Password Managers

Why not just store your passwords in an zip and give it a strong password?
I feel like none of these password managers can be trusted to not be compromised.
Wouldn't it be safer to just keep a zip on a usb key or two?

can you trust the zip you just made?
WRITE YOUR OWN

I agree with you. I use a plain text file that I encrypt with gpg. This way is simple, secure, and works everywhere my gpg key goes without the need to install extra software.

This is what pass does.

what about masterpass? seems pretty safe to me

No, pass stores whatever plain texts you want as PGP encrypted files, which is far better than OP's silly idea of zipping shit just so you can password it, it's also way simpler to use.

is something wrong with keepassx2?

Yes.

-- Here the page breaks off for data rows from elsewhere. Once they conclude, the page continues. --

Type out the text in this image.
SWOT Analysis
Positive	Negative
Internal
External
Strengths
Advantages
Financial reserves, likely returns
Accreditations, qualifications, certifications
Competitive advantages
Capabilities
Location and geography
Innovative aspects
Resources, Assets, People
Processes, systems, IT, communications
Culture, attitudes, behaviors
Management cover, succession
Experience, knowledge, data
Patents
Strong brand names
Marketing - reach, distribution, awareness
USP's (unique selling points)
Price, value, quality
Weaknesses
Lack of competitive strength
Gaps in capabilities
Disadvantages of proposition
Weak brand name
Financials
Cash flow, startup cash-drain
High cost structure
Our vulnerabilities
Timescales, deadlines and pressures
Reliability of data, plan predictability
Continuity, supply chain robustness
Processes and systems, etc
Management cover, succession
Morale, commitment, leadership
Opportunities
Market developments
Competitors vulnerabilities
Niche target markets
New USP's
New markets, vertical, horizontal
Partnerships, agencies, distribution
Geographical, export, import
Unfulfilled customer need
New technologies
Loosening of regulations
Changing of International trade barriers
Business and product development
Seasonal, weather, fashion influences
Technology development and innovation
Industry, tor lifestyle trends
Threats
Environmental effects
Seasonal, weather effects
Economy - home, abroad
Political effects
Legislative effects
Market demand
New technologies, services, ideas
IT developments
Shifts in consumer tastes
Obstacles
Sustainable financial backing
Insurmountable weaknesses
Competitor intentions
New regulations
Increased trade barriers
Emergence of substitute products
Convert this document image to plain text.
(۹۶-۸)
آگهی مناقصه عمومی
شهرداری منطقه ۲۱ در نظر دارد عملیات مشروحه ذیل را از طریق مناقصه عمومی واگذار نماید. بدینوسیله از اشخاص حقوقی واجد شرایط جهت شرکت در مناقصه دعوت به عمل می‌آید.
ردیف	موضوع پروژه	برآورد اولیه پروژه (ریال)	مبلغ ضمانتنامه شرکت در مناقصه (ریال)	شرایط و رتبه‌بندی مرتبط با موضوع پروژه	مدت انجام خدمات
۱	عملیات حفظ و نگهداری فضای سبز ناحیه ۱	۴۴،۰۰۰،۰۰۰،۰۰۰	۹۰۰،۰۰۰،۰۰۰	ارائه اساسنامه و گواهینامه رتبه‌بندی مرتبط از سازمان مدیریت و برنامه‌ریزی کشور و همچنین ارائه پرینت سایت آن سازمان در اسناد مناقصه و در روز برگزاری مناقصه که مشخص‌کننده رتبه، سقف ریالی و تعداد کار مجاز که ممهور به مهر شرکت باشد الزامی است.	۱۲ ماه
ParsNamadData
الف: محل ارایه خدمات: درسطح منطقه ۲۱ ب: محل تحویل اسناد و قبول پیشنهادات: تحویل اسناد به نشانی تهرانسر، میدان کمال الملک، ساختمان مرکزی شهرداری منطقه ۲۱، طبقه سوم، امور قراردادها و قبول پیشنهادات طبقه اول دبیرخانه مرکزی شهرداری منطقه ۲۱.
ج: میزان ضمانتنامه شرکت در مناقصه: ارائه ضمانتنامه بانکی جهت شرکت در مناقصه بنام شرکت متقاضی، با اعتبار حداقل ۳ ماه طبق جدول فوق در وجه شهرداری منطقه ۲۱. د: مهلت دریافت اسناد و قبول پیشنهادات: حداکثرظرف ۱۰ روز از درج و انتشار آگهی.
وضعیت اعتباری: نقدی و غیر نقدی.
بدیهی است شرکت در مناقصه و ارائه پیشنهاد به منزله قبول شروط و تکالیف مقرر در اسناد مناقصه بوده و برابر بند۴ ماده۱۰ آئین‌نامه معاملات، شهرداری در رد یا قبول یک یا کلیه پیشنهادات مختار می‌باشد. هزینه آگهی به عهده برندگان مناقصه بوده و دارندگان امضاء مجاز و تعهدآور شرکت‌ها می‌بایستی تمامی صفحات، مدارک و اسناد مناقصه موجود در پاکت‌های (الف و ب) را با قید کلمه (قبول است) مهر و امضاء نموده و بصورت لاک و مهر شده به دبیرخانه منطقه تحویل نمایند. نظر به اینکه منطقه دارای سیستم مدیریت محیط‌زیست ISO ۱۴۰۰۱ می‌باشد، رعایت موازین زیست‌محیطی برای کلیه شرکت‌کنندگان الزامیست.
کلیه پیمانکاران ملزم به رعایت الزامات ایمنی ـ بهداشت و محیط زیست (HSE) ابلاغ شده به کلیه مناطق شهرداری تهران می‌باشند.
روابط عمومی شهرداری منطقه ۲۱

If you got malware, it would know where to look for password, read them from memory if keypass software is running
But if you store in zipped text, how would malware know that there are passwords there? And not just random text?

If a malware can be designed to recognize Keepass, it can also be designed to recognize Pass.

If you zip a text file the text file is on the harddrive and can be recovered unless overwritten which is fuck unlikely on a 200GiB SSD and nearly impossible on a 2tB HDD. So packing them in a zip file and deleting the txt is the same as storing them unencrypted with the difference that a 10 year old woin't find it. Password managers suck:
1. pw has a known path
2. encryption is questionable
3. pw manager has to be trustworthy

If you want to store your passwords on a computer use a truecrypt container.
1. Create a truecrypt volume.
2. Create a text file (any or no extension) in it
3. DON'T USE NOTEPAD++ OR DISABLE THE BACKUP FUNCTIONS OTHERWISE THE TXT WILL BE BACKUPED IN APPDATA (((UNENCRYPTED)))!

Because a password manager is more comfy than a ZIP file.

Nah, just a password manager that doesn't store passwords.

*A PLAIN TEXT FILE NOT SOME FUCKING DOCUMENT

I must be missing some subtle ironic humor here.

www.passwordstore.org/

I used to use pass back in its early days when it wasn't yet in the Gentoo repos. I actually wrote a patch to make it work with gpg1 because Gentoo is retarded and doesn't let you install gpg1 and gpg2 on the same system, but never shared it with anybody. I decided it was less work to manipulate the files by hand than to maintain the patch. Most operations need almost exactly the same amount of command input, anyway.

No.

Using factorization-based encryption schemes for password stores is future proof for probably another decade (despite NSA already discouraging use of Suite B in favour of anti-Shor/anti-quantum encryption), but most current symmetric crypto will last far longer than that.

It'd be more reasonable for pass to utilize standard symmetric crypto.

Encryptr.

kek.

I just remember my passwords. I've never got hacked.

Password managers are trying to solve a problem that doesn't exist.

Why use pass, rather than a single .txt file encrypted/decrypted on demand by GPG?

Pass seems a little more complex.

Redpill me, /tech
Why shouldn't I just use Firefox to store my passwords?

It's not easy to recover the password that you've entered.

Unless you have some way to transfer your Firefox profile (Firefox Sync), even starting a brand new profile on the very same computer means you will lose your passwords.